By Mark Simon

There comes a point at which performance overrides reputation. But the Yankees have stubbornly clung to the idea that Derek Jeter should still be hitting in the top two spots in their lineup.

It is extraordinarily tough to come up with any justification for this, with a month remaining in the season and the offense, for the most part, floundering.

Jeter currently has the second-most at-bats on the Yankees team, and he has a .629 OPS.


Duane Burleson/Getty Images
If the Yankees were honest with themselves, Derek Jeter would be getting fewer at bats this season.

There are only two other clubs that have a player who ranks in the top two in at-bats and have a lower OPS than Jeter: the Astros ( Matt Dominguez) and the Padres ( Everth Cabrera).

On almost every other major league team, the player who has the most or second-most at-bats rates as one of the team’s best offensive players or has a skill set (such as the speed of Jose Reyes of the Blue Jays, Billy Hamilton of the Reds and Dee Gordon of the Dodgers) that warrants the opportunities provided.

Within the AL East, the top two hitters in at-bats for each team are:

Orioles: Nick Markakis and Adam Jones
Blue Jays: Melky Cabrera and Reyes
Rays: Evan Longoria and James Loney
Red Sox: Dustin Pedroia and David Ortiz.

Every one of those players has an OPS at least 75 points better than Jeter’s.
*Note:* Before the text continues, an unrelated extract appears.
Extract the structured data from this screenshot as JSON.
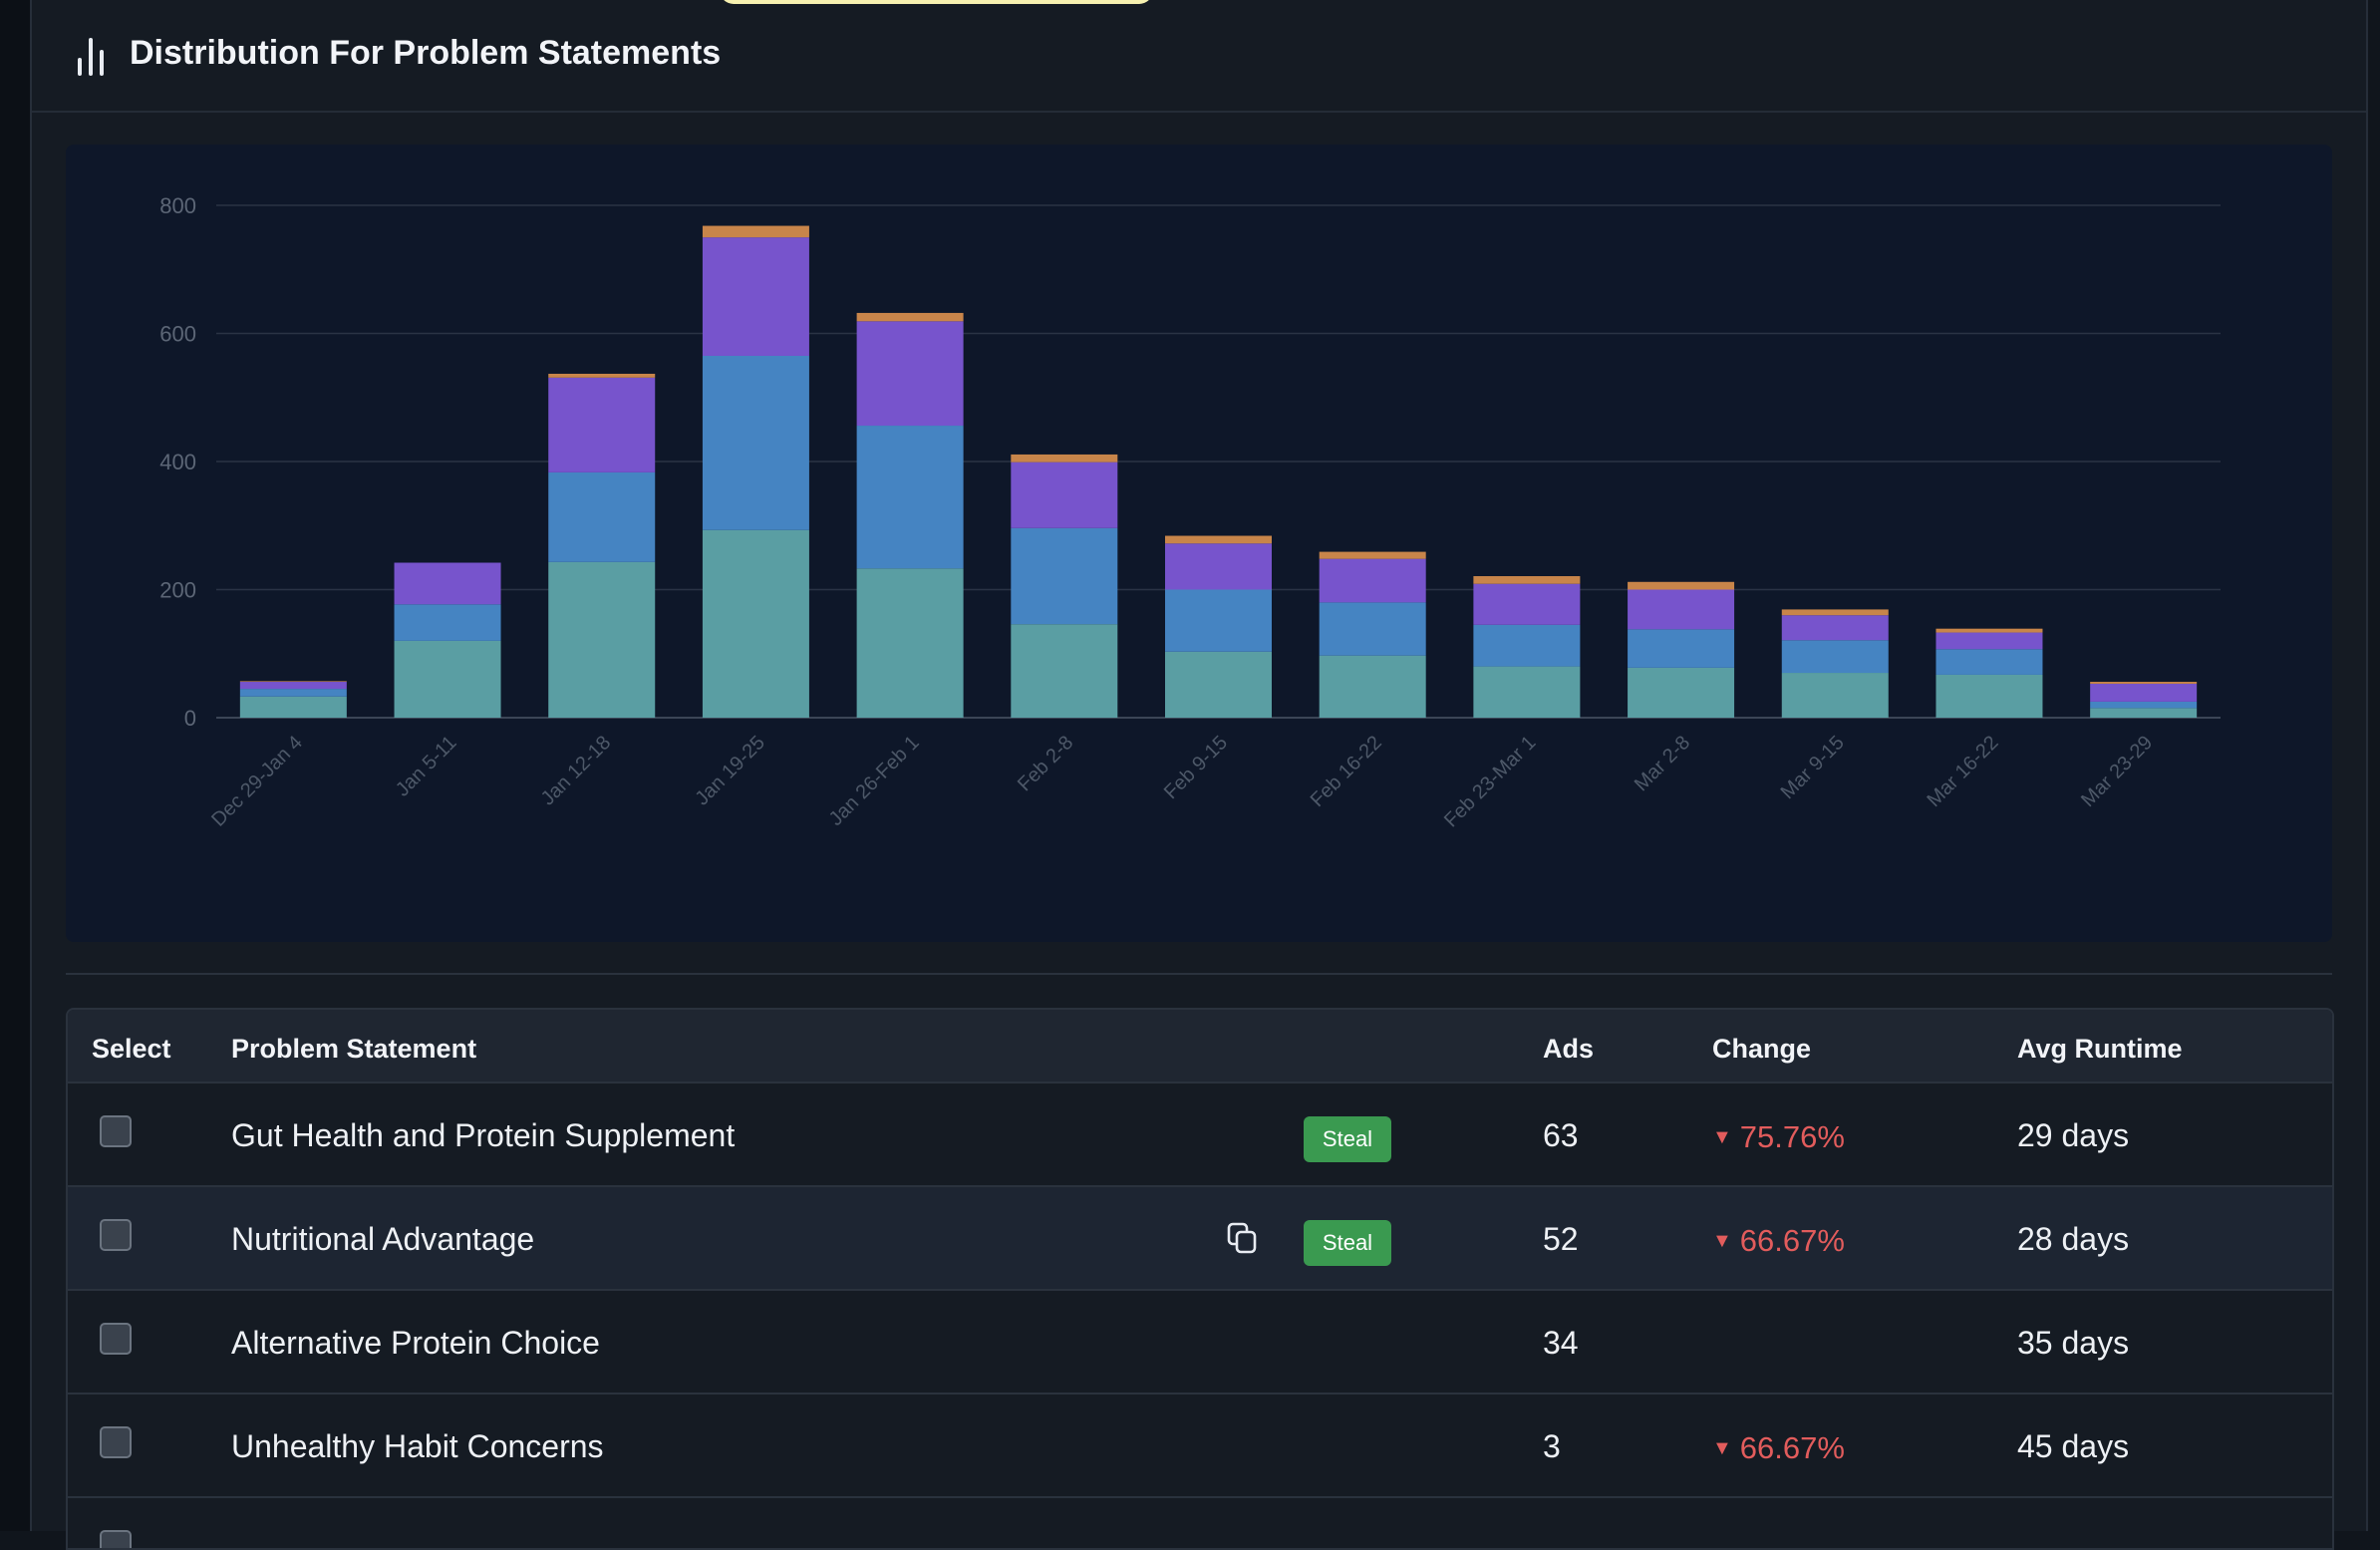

Additionally, there are only three players who hit worse when they hit first or second overall than Jeter: Cabrera (.578 OPS as a No. 1 or No. 2 hitter), Omar Infante of the Royals (.606) and B.J. Upton of the Braves (.611).
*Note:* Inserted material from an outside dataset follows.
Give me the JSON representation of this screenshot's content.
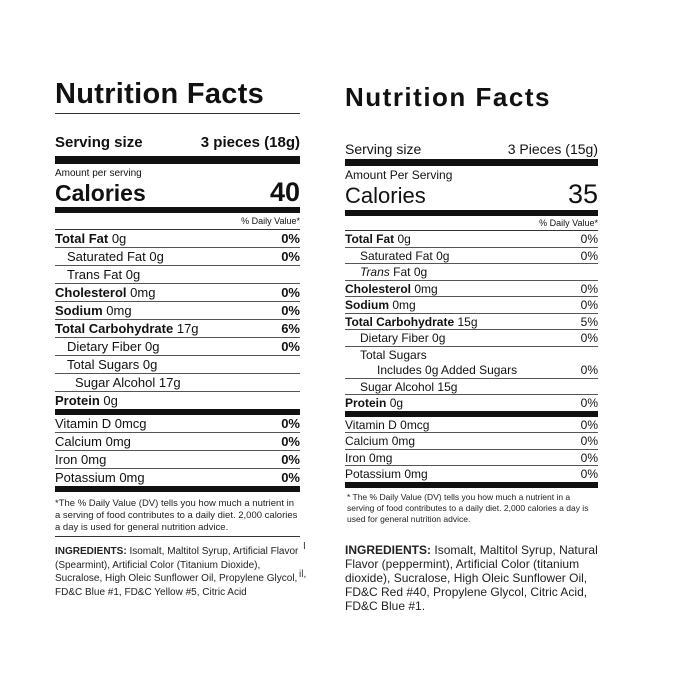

Video review also doesn’t help Jeter’s case. One service that rates every batted ball as either hard, medium or soft has Jeter with balls that registered as hard-hit in 8.6 percent of his at-bats. That’s the second-lowest of any batting-title qualifier in the majors, ahead of only Adam Eaton of the White Sox. Jeter’s 55.5 percent “soft-hit” rate is better than only Ben Revere of the Phillies and Jean Segura of the Brewers.

It has been a rough month for Jeter, whose 0-for-4 on Thursday against the Tigers dropped his August slashline to .216/.237/.278.

Now some may ask, what’s the alternative at this point in the season?

We actually came up with one based on a simple premise: ranking the Yankees hitters by their August OPS.

That produces a lineup of Jacoby Ellsbury (CF), Martin Prado (RF), Carlos Beltran (DH), Mark Teixeira (1B), Chase Headley (3B), Brett Gardner (LF), Stephen Drew (2B) and Jeter (SS).

A simple flip-flop of Gardner and Prado would accommodate the desire for speed at the top of the lineup, and it would get Gardner the volume of at-bats his full-season stats warrant.

It seems unlikely the Yankees would consider such maneuvering at this point in the season. And there’s plenty of debate on just how important the order of a starting lineup is. But at this point in the season, a shake-up seems like a necessity — unless you want to continue being compared to the Astros and Padres.